My desire to teach at the college level came from a yearning, even a mission, to connect with students in these critical years of identity development and vocational exploration, empowering them with the tools of reason, wisdom, and knowledge, that they might find not just lucrative careers, but rewarding lives. In other words, I desire to teach in a way that promotes formation. Online education doesn't change that intent, but it surely changes the form.
These last few weeks of web-based learning have both reaffirmed some lessons and brought new insights. I share just a few here to continue the conversation around how we can best serve our students as educators in an era COVID-related online education.
- Relate your pedagogy to student's priorities. Many of my students now have entirely different schedules than when we were all on campus. Some are out of work entirely, while others are working twice as many hours in shipping centers and grocery stores to make up for job loss experienced by other family members. Expecting them to all be available at the same time we initially agreed upon when the world wasn’t in the midst of a pandemic doesn’t relate to the entirely different set of priorities that emerged for them - and for us. Adjusting some class times and providing asynchronous modules has been essential in retaining student engagement.
- Reformat your office (on campus or at home) to enhance engagement. There are many content creators already on the internet who have helped us think through simple logistics to make your recorded and live interactions more engaging to your audience. This short and particularly helpful clip from the VlogBrothers offers some insight into space, lighting, and equipment. Helping see your face, hear your voice, and appreciate your context provides multiple points of connection for those on the other side of the screen.

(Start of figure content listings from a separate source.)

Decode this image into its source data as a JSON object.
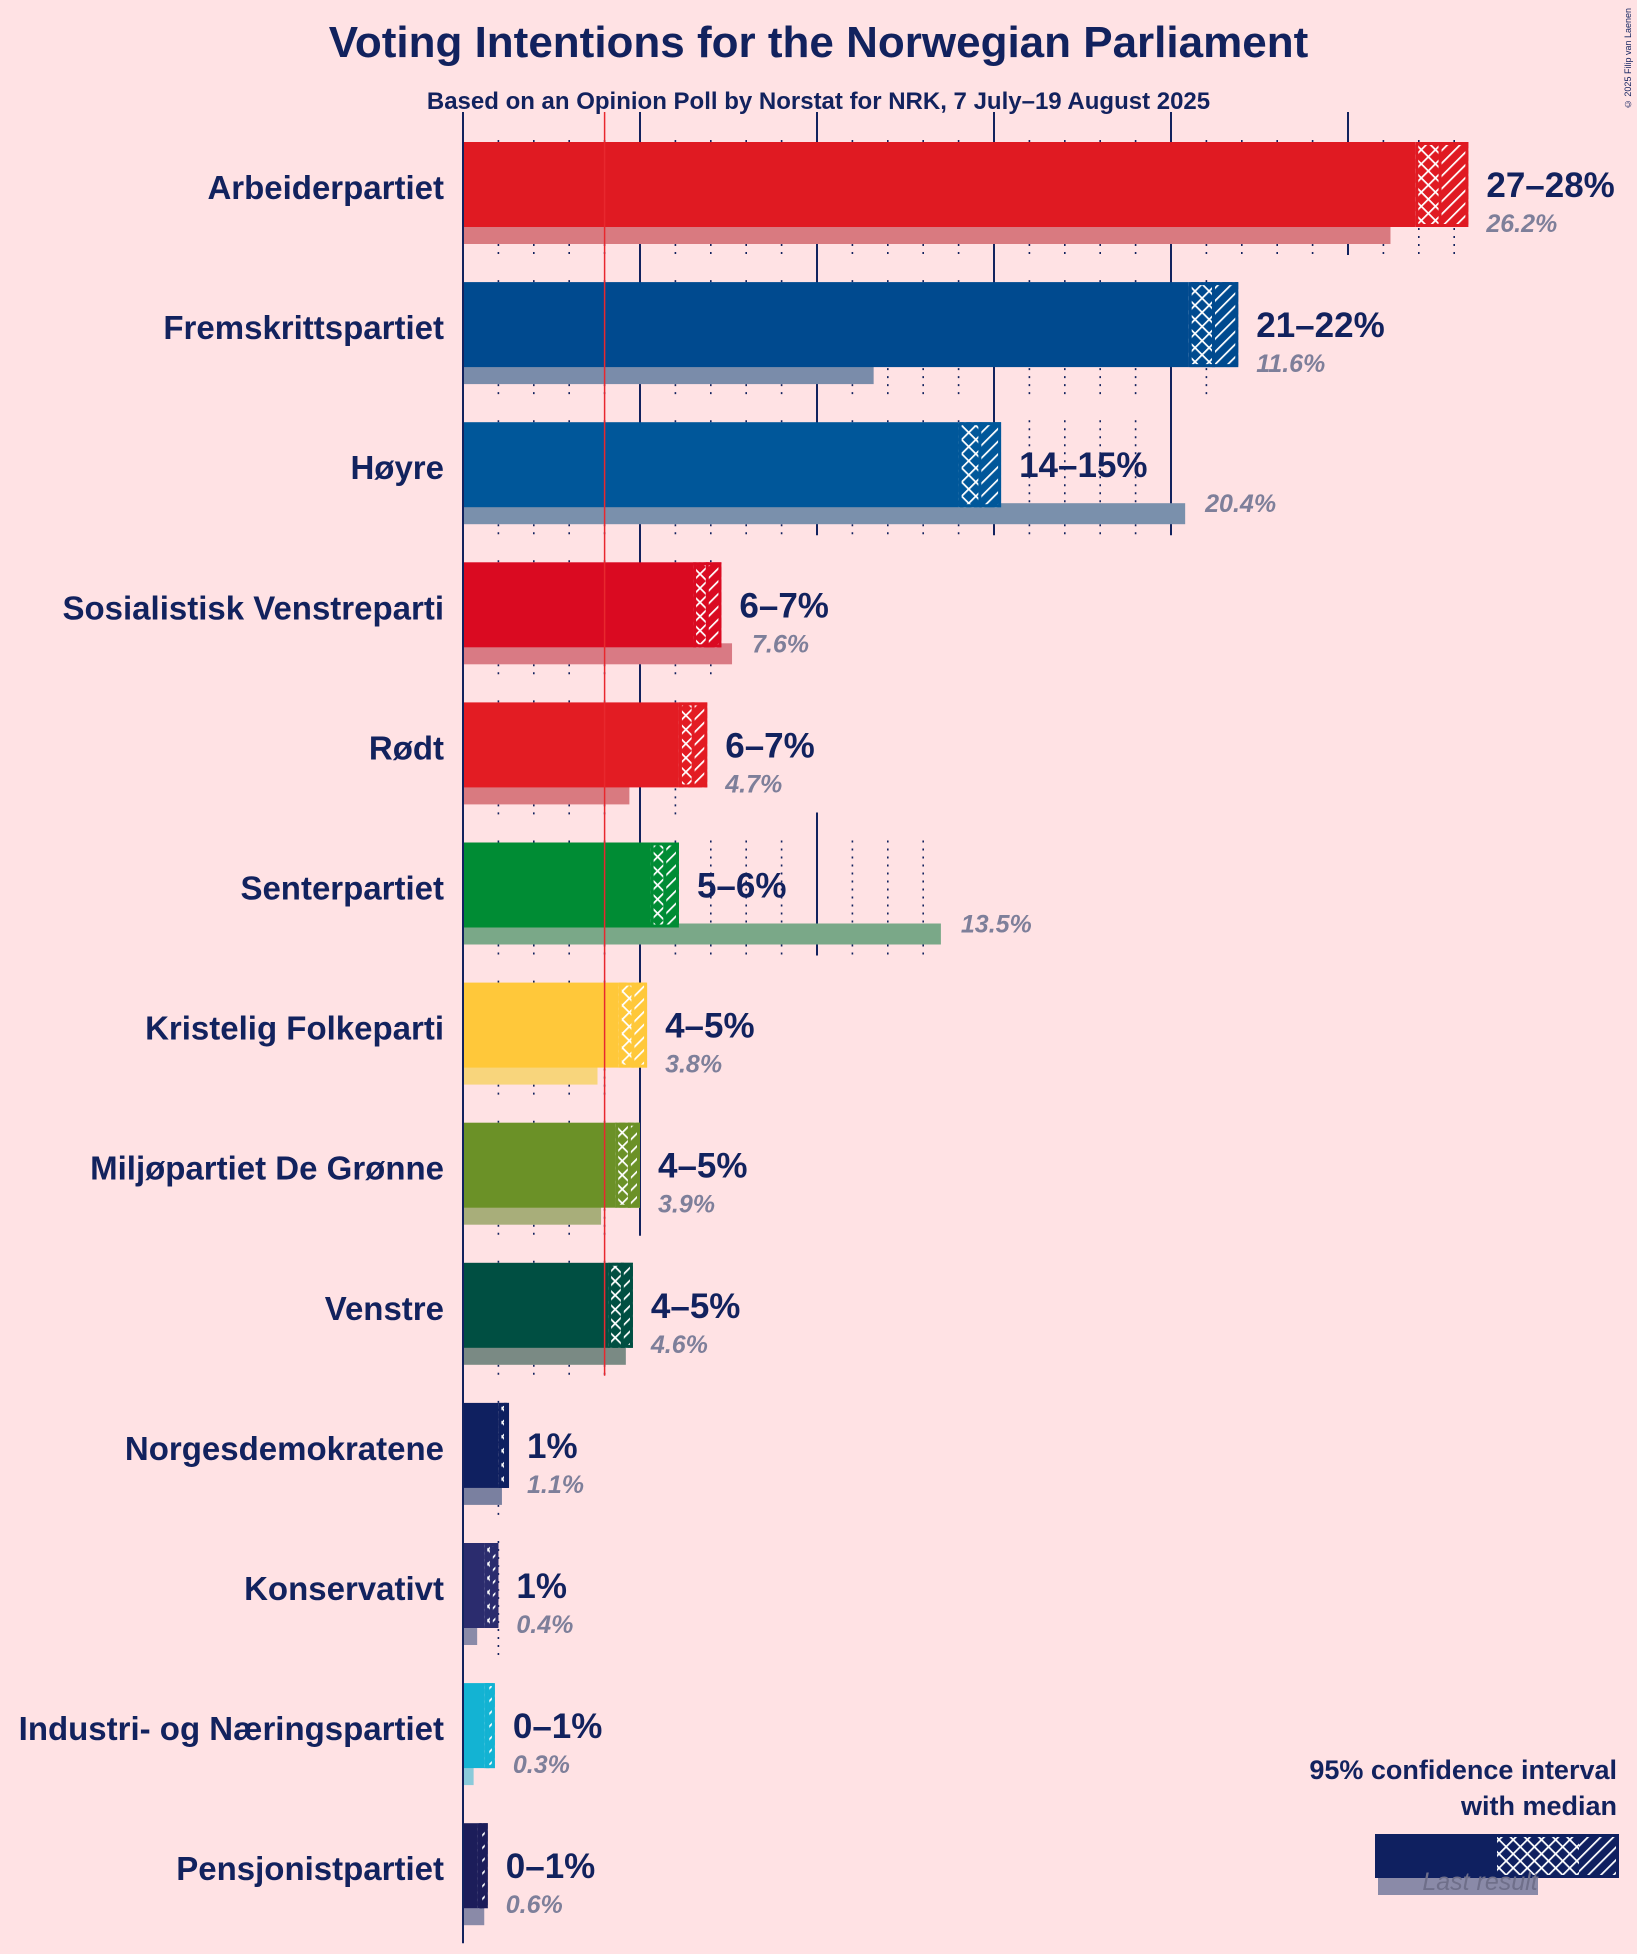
{
  "copyright": "© 2025 Filip van Laenen",
  "chart_data": {
    "type": "bar",
    "title": "Voting Intentions for the Norwegian Parliament",
    "subtitle": "Based on an Opinion Poll by Norstat for NRK, 7 July–19 August 2025",
    "xlim": [
      0,
      28.5
    ],
    "threshold": 4,
    "parties": [
      {
        "name": "Arbeiderpartiet",
        "low": 26.9,
        "median": 27.6,
        "high": 28.4,
        "label": "27–28%",
        "last": 26.2,
        "last_label": "26.2%",
        "color": "#E01A22",
        "last_color": "#D97A80"
      },
      {
        "name": "Fremskrittspartiet",
        "low": 20.5,
        "median": 21.2,
        "high": 21.9,
        "label": "21–22%",
        "last": 11.6,
        "last_label": "11.6%",
        "color": "#004A8F",
        "last_color": "#7A8CAA"
      },
      {
        "name": "Høyre",
        "low": 14.0,
        "median": 14.6,
        "high": 15.2,
        "label": "14–15%",
        "last": 20.4,
        "last_label": "20.4%",
        "color": "#00579A",
        "last_color": "#7A90AC"
      },
      {
        "name": "Sosialistisk Venstreparti",
        "low": 6.5,
        "median": 6.9,
        "high": 7.3,
        "label": "6–7%",
        "last": 7.6,
        "last_label": "7.6%",
        "color": "#DA0A21",
        "last_color": "#D97A84"
      },
      {
        "name": "Rødt",
        "low": 6.1,
        "median": 6.5,
        "high": 6.9,
        "label": "6–7%",
        "last": 4.7,
        "last_label": "4.7%",
        "color": "#E31C23",
        "last_color": "#D97A80"
      },
      {
        "name": "Senterpartiet",
        "low": 5.3,
        "median": 5.7,
        "high": 6.1,
        "label": "5–6%",
        "last": 13.5,
        "last_label": "13.5%",
        "color": "#008C34",
        "last_color": "#7AA888"
      },
      {
        "name": "Kristelig Folkeparti",
        "low": 4.4,
        "median": 4.8,
        "high": 5.2,
        "label": "4–5%",
        "last": 3.8,
        "last_label": "3.8%",
        "color": "#FFC83A",
        "last_color": "#F8D57C"
      },
      {
        "name": "Miljøpartiet De Grønne",
        "low": 4.3,
        "median": 4.7,
        "high": 5.0,
        "label": "4–5%",
        "last": 3.9,
        "last_label": "3.9%",
        "color": "#6B9127",
        "last_color": "#A8AE7A"
      },
      {
        "name": "Venstre",
        "low": 4.1,
        "median": 4.5,
        "high": 4.8,
        "label": "4–5%",
        "last": 4.6,
        "last_label": "4.6%",
        "color": "#004F42",
        "last_color": "#7A8A84"
      },
      {
        "name": "Norgesdemokratene",
        "low": 1.0,
        "median": 1.2,
        "high": 1.3,
        "label": "1%",
        "last": 1.1,
        "last_label": "1.1%",
        "color": "#0F2060",
        "last_color": "#7A80A0"
      },
      {
        "name": "Konservativt",
        "low": 0.6,
        "median": 0.8,
        "high": 1.0,
        "label": "1%",
        "last": 0.4,
        "last_label": "0.4%",
        "color": "#2B2C6E",
        "last_color": "#8A8AA8"
      },
      {
        "name": "Industri- og Næringspartiet",
        "low": 0.6,
        "median": 0.7,
        "high": 0.9,
        "label": "0–1%",
        "last": 0.3,
        "last_label": "0.3%",
        "color": "#13B3D3",
        "last_color": "#8ACADA"
      },
      {
        "name": "Pensjonistpartiet",
        "low": 0.4,
        "median": 0.5,
        "high": 0.7,
        "label": "0–1%",
        "last": 0.6,
        "last_label": "0.6%",
        "color": "#1C1D5A",
        "last_color": "#8A8AA8"
      }
    ],
    "legend": {
      "title_line1": "95% confidence interval",
      "title_line2": "with median",
      "last_result": "Last result"
    }
  }
}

- Augment - or avoid - information dumps. Information dumps are a mixed bag. For any of our courses, a certain amount of information is essential. Many of us are used to giving that information via lectures, while others utilize activities in class that require creativity. While it’s relatively easy to record a lecture for students to watch, that doesn’t necessarily promote content retention. Youki Terada provides a helpful literature review and provides five strategies to promote increased cognitive recall. I’ve found success with two of those suggestions in particular.
- Peer-to-Peer engagement, a common tool in physical teaching, can still be accomplished in online learning. If meeting in a synchronous class, technology like Zoom allows educators to separate the class into smaller groups to promote discussion among peers and then return to the larger group for a report back on their discussion. In asynchronous models, additional assignments to meet outside of the lecture and reading provide students a similar opportunity. Students can then record brief summaries of the conversation and send them to the instructor to both increase their repetition of the information as well as provide accountability to participation.
- Incorporating images with teaching helps many types of learners access an additional reference point for the essential information. Where I’ve had particular success is utilizing a core image to guide a theme, sometimes for one class, a section, or even an entire semester. This provides a sort of touchstone, to which other selected images then relate. One hint here: too many images can become distracting and reduce student interest. I only utilize images - and, at times, videos - for major themes in any given class, which usually amounts to 3-5 per class.
- Gamifying still increases engagement. My mother-in-law, Kim Conti, is a math whiz and Senior Lecturer with SUNY-Fredonia. She also taught me the wonders of Kahoot, a learning platform she’s used to rave reviews in her classroom for courses like Math for School Teachers. Quizlet, another resource she commonly uses, reports that 90% of students who use it earn higher grades. These tools allow users to utilize content created by other professionals or create their own games. Most importantly, while initially designed for use in a physical classroom, they’re now introducing new features for web-based interactions.
In all of this, it’s important to remember that alternative delivery methods aren’t lesser delivery methods. We may, however, have less skill at these methods, which requires more of us as educators to learn and employ new ways of forming our students. That, then, is the key to doing this all well. Simply taking all of our in-person content and deploying it in the easiest fashion (for us) on the web can be called online teaching, but it doesn’t necessarily promote digital formation. In periods of crisis - and indeed, in all eras of education - we ought to design courses in ways that promote true formation. The best online teaching utilizes web-based tools to create points of contact that foster digital formation. The above suggestions can enhance our practices in ways that it promotes digital formation through our delivery of online teaching.